A percentage of students passing externally marked exams, at minimum grades, was set as a target for all schools. Schools with an easier intake (children arriving at 11 years old already on target in English and Maths) couldn't sit back and relax, they had to show "value added" by the age of 16, by showing real progression in grades. Every school has a published rating, the better schools put it on big banners outside. Parents have the information to choose the schools in their area with the better OFSTED rating (geography is how we allocate places), but of course the best rated schools are often oversubscribed.
If OFSTED rates a school as failing, it can be closed, principals sacked, schools could also be merged and teachers let go. Teachers are individually subject to inspections, as part of the OFSTED process (they pick a few subjects/lessons to sit in on) and teachers have to improve if their teaching is judged not good enough. It obviously creates a much more stressful working environment, and all teachers dread the arrival (not announced until the last minute) of OFSTED.
But, this has actually worked.

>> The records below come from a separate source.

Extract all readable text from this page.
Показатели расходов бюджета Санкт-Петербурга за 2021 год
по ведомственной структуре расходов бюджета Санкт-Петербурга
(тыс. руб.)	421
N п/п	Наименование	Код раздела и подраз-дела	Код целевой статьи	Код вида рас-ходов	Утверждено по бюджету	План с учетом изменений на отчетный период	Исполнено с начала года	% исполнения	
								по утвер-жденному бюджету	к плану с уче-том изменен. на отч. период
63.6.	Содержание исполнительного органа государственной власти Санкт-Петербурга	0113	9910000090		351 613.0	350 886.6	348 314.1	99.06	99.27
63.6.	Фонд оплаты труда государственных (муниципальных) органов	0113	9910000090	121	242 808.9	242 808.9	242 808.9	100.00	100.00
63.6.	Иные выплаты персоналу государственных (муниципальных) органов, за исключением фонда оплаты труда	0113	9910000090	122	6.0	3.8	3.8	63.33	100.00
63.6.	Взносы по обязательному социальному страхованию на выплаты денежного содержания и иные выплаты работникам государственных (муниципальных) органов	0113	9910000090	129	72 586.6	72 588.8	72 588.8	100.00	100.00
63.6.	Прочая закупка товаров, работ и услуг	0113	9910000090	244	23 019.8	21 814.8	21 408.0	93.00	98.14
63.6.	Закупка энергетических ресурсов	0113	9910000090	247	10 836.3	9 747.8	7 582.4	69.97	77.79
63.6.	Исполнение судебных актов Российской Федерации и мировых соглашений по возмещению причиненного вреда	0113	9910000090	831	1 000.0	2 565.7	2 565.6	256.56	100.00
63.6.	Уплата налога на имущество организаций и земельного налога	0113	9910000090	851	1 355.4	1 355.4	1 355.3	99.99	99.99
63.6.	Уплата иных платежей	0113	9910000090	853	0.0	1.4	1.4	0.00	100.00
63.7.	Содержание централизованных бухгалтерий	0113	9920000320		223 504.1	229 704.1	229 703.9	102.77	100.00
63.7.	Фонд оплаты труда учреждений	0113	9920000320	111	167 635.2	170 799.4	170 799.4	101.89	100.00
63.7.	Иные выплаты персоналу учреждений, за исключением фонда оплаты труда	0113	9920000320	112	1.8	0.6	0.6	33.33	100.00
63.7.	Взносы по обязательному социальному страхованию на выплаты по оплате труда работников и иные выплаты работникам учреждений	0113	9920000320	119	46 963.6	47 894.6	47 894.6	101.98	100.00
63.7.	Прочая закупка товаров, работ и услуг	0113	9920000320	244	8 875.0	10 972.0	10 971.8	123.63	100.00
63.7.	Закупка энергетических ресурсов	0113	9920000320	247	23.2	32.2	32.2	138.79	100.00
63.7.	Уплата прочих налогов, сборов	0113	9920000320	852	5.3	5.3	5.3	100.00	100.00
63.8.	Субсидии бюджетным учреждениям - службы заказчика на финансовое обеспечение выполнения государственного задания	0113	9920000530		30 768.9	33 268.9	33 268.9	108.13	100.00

We got rid of most "sink schools" (some very deprived areas still have poor exam results, but it's not a teaching failure) we stopped writing off working-class and ethnic minority kids in our inner cities, and raised standards in public education across about 25 years.
However, you will have guessed, the other magic ingredient, alongside more school accountability, was MONEY. Funds flow from central government here, and Labour turned on the taps. We had a good economy, teachers pay went up, we built new schools and resourced them.
So, in the UK, this public scrutiny of schools has become normal - and welcome to parents - and we don't want to go back. Our problems now relate to politicians underfunding education and also expecting teachers to be social workers, psychiatrists and police.
I'm very glad to see that these actions have been taken. If you don't follow them yet, you should watch Katherine Birbalsingh and Carl Hendrick's twitter feeds. They are very concerned about a reform bill that would apparently undo a lot of this progress in the name of social justice and trauma-informed practices. I spent some time in England as a young woman and I deeply love your country and the people in it. Thank you for this substantive and thoughtful comment. I appreciate the enlightenment -- I keep getting GCSE's mixed up with A-levels, but now I will be able to keep them straight.
Thank you, I knew I was probably telling you what you already knew, but I thought others might not know the UK education set up. Yes it will be a shame if we undo the progress, especially since it had become over the years a much less politically partisan issue. My teacher family-members have a mantra anyway - "it's all about the parents".
Our local public schools are excellent. Our teachers are almost all stellar, best of humanity.
Congratulations. I’m very glad to hear that. I do believe that decentralization (local control) will generally lead to good outcomes. It’s small r republicanism and it should work. The problem is universal taxation requires oversight so we don’t see it very often because he who had the gold, as we know, makes the rules.